Sisters Melissa Spicer and Melinda Sorrentino joined the family business straight out of college—working along with their father and other family members to run Campus Hill Apartments in Syracuse, N.Y. When their father sold the business in 2007, the sisters decided to use their real estate and renovation acumen to benefit veterans, whom Spicer had been concerned about for decades. At age 16, she saw a homeless man holding a sign that said he was a veteran, and she told Marnie Eisenstadt of the Syracuse Post-Standard, “I thought, ‘Oh, my God.
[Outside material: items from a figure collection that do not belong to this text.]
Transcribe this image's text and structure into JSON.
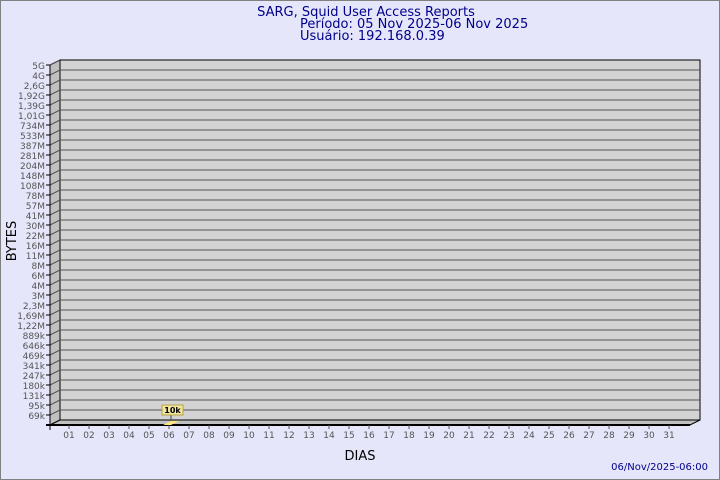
{
  "chart_data": {
    "type": "bar",
    "title": "SARG, Squid User Access Reports",
    "subtitle_period": "Período: 05 Nov 2025-06 Nov 2025",
    "subtitle_user": "Usuário: 192.168.0.39",
    "xlabel": "DIAS",
    "ylabel": "BYTES",
    "y_scale": "log",
    "y_ticks": [
      "5G",
      "4G",
      "2,6G",
      "1,92G",
      "1,39G",
      "1,01G",
      "734M",
      "533M",
      "387M",
      "281M",
      "204M",
      "148M",
      "108M",
      "78M",
      "57M",
      "41M",
      "30M",
      "22M",
      "16M",
      "11M",
      "8M",
      "6M",
      "4M",
      "3M",
      "2,3M",
      "1,69M",
      "1,22M",
      "889k",
      "646k",
      "469k",
      "341k",
      "247k",
      "180k",
      "131k",
      "95k",
      "69k"
    ],
    "categories": [
      "01",
      "02",
      "03",
      "04",
      "05",
      "06",
      "07",
      "08",
      "09",
      "10",
      "11",
      "12",
      "13",
      "14",
      "15",
      "16",
      "17",
      "18",
      "19",
      "20",
      "21",
      "22",
      "23",
      "24",
      "25",
      "26",
      "27",
      "28",
      "29",
      "30",
      "31"
    ],
    "bars": [
      {
        "category": "06",
        "value": 10000,
        "label": "10k"
      }
    ],
    "grid": true,
    "footer": "06/Nov/2025-06:00",
    "colors": {
      "background": "#e6e6fa",
      "plot": "#d3d3d3",
      "wall": "#c0c0c0",
      "bar": "#ffe680",
      "label_box": "#f0e8a0",
      "title": "#00008b"
    }
  }
}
How can this be?'” Spicer began a charity that trained service animals to help veterans, and by the time the family sold their business, her non-profit needed more space.
So the sisters and other family members put up $700,000 to buy a vacant, squirrel-infested lodge in Chittenango, N.Y. near Oneida Lake and renovated it to serve as headquarters for Clear Path for Veterans, a nonprofit focused on all aspects of easing veterans’ transition back to the civilian world. Clear Path offers veterans a place to enjoy natural beauty, a dog training program, peer-to-peer counseling (the Wingman Program), acupuncture, massage, free meals and culinary training, a “Saturday Warrior Reset” program and more.
Clear Path serves 230 veterans each month through the help of volunteers. Spicer and Sorrentino do not take pay for their work at Clear Path, so most of the donations they receive go directly to helping vets. Spicer told Eisenstadt, “If what you hope to do benefits the greater good of the community, from beginning to end, never quit.”